How to Keep Your Ears Clean at Home
Your ears are mostly self-cleaning — but there are a few things you can do (and avoid) to keep them healthy between appointments.
By Alex Delooze · Delooze Hearing
One of the most common misconceptions I encounter is that ears need regular cleaning — the same way you’d clean your teeth or wash your hair. They don’t. In fact, most attempts to “clean” the ears cause more problems than they solve.
Here’s what actually keeps ears healthy, and what to leave well alone.
The Ear’s Natural Self-Cleaning System
Your ear canal has a remarkable built-in cleaning mechanism. The skin that lines the canal grows outward — slowly and continuously — carrying earwax, dead skin cells, and debris with it toward the outer ear. This process, called epithelial migration, means the ear essentially cleans itself over time.
Earwax itself is part of this system, not a sign of poor hygiene. It traps dust and bacteria, lubricates the canal, and has mild antibacterial properties. A certain amount of earwax is entirely normal and healthy.
What You Can Safely Do
Wipe the outer ear. After bathing or showering, gently wipe the visible outer bowl of the ear (the pinna) with a damp cloth. This removes any wax or debris that has naturally migrated out of the canal. This is the only cleaning most ears actually need.
Let warm water in during showering. The natural flow of water during a shower helps soften and shift any wax near the ear canal entrance. You don’t need to do anything active — just let it happen.
Keep ears dry after swimming. Moisture sitting in the ear canal can increase the risk of infection (commonly called swimmer’s ear). Tilt your head and gently dry the outer ear after swimming. A swimming cap or custom earplugs can help if you swim regularly.
What to Avoid
Cotton buds. They compact wax rather than removing it, and repeated use disrupts the natural outward migration of skin cells. See my other post on this for more detail.
Ear candles. There’s no clinical evidence they remove wax, and they carry a genuine risk of burns and wax deposits from the candle itself. Give them a wide berth.
Ear irrigation kits at home. These are available over the counter, but without being able to see into the ear, it’s easy to use too much pressure or miss a contraindication like a perforated eardrum. Leave irrigation to a professional.

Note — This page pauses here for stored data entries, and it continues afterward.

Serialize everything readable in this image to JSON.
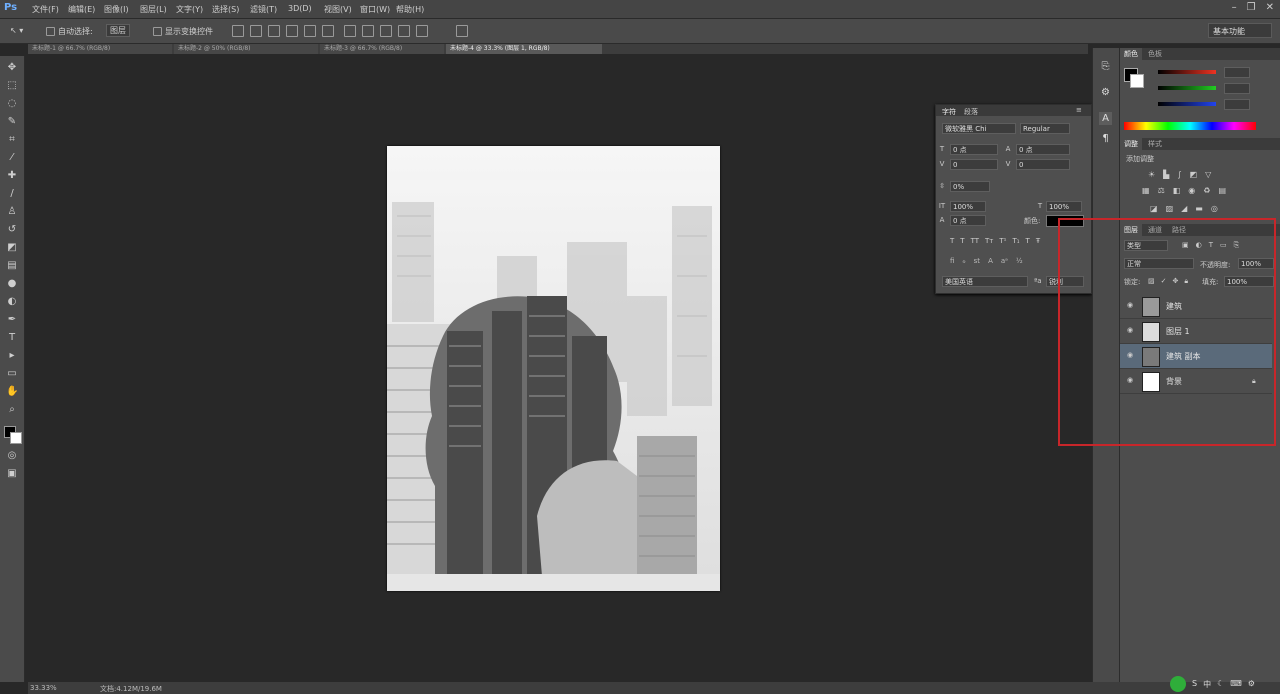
{
  "app": {
    "logo": "Ps"
  },
  "menu": [
    "文件(F)",
    "编辑(E)",
    "图像(I)",
    "图层(L)",
    "文字(Y)",
    "选择(S)",
    "滤镜(T)",
    "3D(D)",
    "视图(V)",
    "窗口(W)",
    "帮助(H)"
  ],
  "options": {
    "auto_select": "自动选择:",
    "layer_select": "图层",
    "show_transform": "显示变换控件",
    "workspace": "基本功能"
  },
  "tabs": [
    "未标题-1 @ 66.7% (RGB/8)",
    "未标题-2 @ 50% (RGB/8)",
    "未标题-3 @ 66.7% (RGB/8)",
    "未标题-4 @ 33.3% (图层 1, RGB/8)"
  ],
  "character": {
    "tab_char": "字符",
    "tab_para": "段落",
    "font_family": "微软雅黑 Chi",
    "font_style": "Regular",
    "size": "0 点",
    "leading": "0 点",
    "tracking": "0",
    "kerning": "0",
    "vscale_label": "0%",
    "vscale": "100%",
    "hscale": "100%",
    "baseline": "0 点",
    "color_label": "颜色:",
    "language": "美国英语",
    "aa": "锐利"
  },
  "color_panel": {
    "tab_color": "颜色",
    "tab_swatches": "色板"
  },
  "adjustments": {
    "tab": "调整",
    "tab2": "样式",
    "title": "添加调整"
  },
  "layers_panel": {
    "tab_layers": "图层",
    "tab_channels": "通道",
    "tab_paths": "路径",
    "kind": "类型",
    "blend": "正常",
    "opacity_label": "不透明度:",
    "opacity": "100%",
    "lock_label": "锁定:",
    "fill_label": "填充:",
    "fill": "100%",
    "layers": [
      {
        "name": "建筑",
        "selected": false,
        "thumb": "#9a9a9a"
      },
      {
        "name": "图层 1",
        "selected": false,
        "thumb": "#dcdcdc"
      },
      {
        "name": "建筑 副本",
        "selected": true,
        "thumb": "#7a7a7a"
      },
      {
        "name": "背景",
        "selected": false,
        "thumb": "#ffffff"
      }
    ]
  },
  "status": {
    "zoom": "33.33%",
    "doc": "文档:4.12M/19.6M"
  }
}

Anything inserted into the canal. This includes fingers, earbuds, tissues, and any other object. The canal is sensitive and easily irritated.
When to Seek Help
Some people naturally produce more wax than the self-cleaning system can cope with, particularly those who wear hearing aids or earbuds regularly, or whose ear canals are narrow or unusually shaped. If you notice muffled hearing, a blocked sensation, ringing, or discomfort, it’s worth getting your ears checked.
Professional wax removal is safe, straightforward, and takes under half an hour. It’s much better than trying to sort it yourself.